Third-Party Sexual Harassment Claims Based On Coerced or Consensual Relationship Between Supervisor and Subordinate. A third-party plaintiff may not have been subjected to requests for sexual favors, but it may appear to the plaintiff that in his or her workplace granting sexual favors is the only way to progress. Such claims might be thought of as “implicit quid pro quo”; although the plaintiff is never directly told that sexual activity with supervisors is a prerequisite to advancement, the prevalence of such occurrences in the plaintiff’s workplace makes such submission an implied condition for advancement. The viability and nature of such a third-party claim will depend on several factors: whether the relationship between the supervisor and subordinate was consensual or coerced; whether the plaintiff can show that there were many relationships (consensual or coerced) or only an isolated instance in the workplace; and the genders of the plaintiff and the targets of the supervisor’s wanted or unwanted sexual advances.
- Coercive Relationships Between Supervisors and Subordinates.
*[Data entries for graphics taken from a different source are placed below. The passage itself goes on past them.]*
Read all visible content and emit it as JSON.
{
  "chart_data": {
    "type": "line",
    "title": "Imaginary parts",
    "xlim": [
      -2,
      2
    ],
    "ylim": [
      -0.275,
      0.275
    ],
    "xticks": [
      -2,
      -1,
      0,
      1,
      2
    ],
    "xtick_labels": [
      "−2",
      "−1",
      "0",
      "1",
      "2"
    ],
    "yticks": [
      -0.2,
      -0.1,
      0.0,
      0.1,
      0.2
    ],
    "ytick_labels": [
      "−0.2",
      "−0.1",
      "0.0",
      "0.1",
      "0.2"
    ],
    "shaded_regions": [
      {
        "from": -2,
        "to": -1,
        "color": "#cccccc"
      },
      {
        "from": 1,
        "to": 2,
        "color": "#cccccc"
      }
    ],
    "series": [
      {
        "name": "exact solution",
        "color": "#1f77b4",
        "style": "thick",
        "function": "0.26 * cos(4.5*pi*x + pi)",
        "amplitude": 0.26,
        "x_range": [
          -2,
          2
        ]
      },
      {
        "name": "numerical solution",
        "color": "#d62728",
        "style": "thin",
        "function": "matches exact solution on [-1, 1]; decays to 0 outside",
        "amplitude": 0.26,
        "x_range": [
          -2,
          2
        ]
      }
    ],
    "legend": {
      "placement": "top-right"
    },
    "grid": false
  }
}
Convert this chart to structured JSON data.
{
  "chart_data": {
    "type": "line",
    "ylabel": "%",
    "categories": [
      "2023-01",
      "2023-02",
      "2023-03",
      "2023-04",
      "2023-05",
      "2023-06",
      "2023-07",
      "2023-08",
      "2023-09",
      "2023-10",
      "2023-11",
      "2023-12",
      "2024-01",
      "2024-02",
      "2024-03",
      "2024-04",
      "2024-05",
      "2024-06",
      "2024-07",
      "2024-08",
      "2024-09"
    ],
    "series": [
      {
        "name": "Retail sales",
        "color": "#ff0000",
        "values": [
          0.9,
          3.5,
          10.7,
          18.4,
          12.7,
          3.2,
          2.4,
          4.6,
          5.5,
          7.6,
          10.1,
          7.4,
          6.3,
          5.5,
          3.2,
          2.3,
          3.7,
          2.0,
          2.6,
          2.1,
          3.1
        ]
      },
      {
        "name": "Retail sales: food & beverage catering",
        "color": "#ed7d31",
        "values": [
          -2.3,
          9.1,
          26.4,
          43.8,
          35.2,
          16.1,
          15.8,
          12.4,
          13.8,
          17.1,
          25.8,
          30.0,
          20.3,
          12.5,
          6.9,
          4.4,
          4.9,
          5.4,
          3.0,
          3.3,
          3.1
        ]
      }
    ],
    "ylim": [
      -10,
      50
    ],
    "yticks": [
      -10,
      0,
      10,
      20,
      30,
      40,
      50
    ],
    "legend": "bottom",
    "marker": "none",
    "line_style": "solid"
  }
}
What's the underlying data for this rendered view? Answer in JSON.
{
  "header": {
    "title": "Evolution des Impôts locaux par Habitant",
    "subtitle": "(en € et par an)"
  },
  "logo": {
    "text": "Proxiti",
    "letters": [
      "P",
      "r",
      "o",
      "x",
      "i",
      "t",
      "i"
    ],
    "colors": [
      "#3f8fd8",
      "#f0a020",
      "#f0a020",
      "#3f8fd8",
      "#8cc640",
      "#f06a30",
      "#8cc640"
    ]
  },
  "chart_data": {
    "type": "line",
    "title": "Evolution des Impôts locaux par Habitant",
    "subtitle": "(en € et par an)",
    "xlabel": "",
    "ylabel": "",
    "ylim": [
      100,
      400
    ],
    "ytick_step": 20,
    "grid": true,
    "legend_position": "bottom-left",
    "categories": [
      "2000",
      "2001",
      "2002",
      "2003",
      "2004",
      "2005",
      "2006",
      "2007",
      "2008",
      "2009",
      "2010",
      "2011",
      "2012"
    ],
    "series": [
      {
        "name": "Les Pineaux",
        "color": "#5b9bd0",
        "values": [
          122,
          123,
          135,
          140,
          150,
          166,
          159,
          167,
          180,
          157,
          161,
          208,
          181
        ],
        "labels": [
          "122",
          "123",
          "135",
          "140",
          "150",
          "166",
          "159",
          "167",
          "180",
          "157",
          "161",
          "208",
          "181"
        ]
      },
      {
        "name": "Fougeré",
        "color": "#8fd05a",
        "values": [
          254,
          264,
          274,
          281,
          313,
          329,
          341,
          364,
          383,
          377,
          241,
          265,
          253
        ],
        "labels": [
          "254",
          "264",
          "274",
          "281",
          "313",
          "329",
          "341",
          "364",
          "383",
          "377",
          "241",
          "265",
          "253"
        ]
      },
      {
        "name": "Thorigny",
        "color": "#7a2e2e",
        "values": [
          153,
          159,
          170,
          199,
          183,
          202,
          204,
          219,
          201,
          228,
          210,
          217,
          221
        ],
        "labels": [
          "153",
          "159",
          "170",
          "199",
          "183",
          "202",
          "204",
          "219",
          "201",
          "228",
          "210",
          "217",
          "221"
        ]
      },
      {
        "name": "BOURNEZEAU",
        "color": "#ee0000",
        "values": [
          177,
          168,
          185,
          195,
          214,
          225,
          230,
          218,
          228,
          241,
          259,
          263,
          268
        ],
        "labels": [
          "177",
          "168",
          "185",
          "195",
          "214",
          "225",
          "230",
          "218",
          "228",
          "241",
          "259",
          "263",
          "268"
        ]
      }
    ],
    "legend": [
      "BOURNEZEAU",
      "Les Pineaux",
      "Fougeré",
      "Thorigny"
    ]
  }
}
A third-party plaintiff has the strongest case where the plaintiff can establish repeated coercive relationships between a supervisor and that supervisor’s subordinates, with those who submit to sexual advances receiving preferential treatment and those refusing advances being treated poorly. According to the EEOC, a plaintiff of either gender may find this atmosphere demeaning enough to constitute a hostile work environment.
- Consensual Relationships Between Subordinates and Supervisors. Under the EEOC’s construct, a third-party claim may also be asserted when a supervisor’s relationship with another employee is consensual, as long as there is evidence that the supervisor’s conduct was not isolated.The EEOC notes that widespread instances of consensual sexual relationships are a form of quid pro quo harassment for third parties of the same gender as the subordinates. According to the EEOC, such widespread, consensual sexual favoritism also creates a hostile work environment because it sends a message that “engaging in sexual conduct” or “sexual solicitations” is required for one gender to advance in the workplace.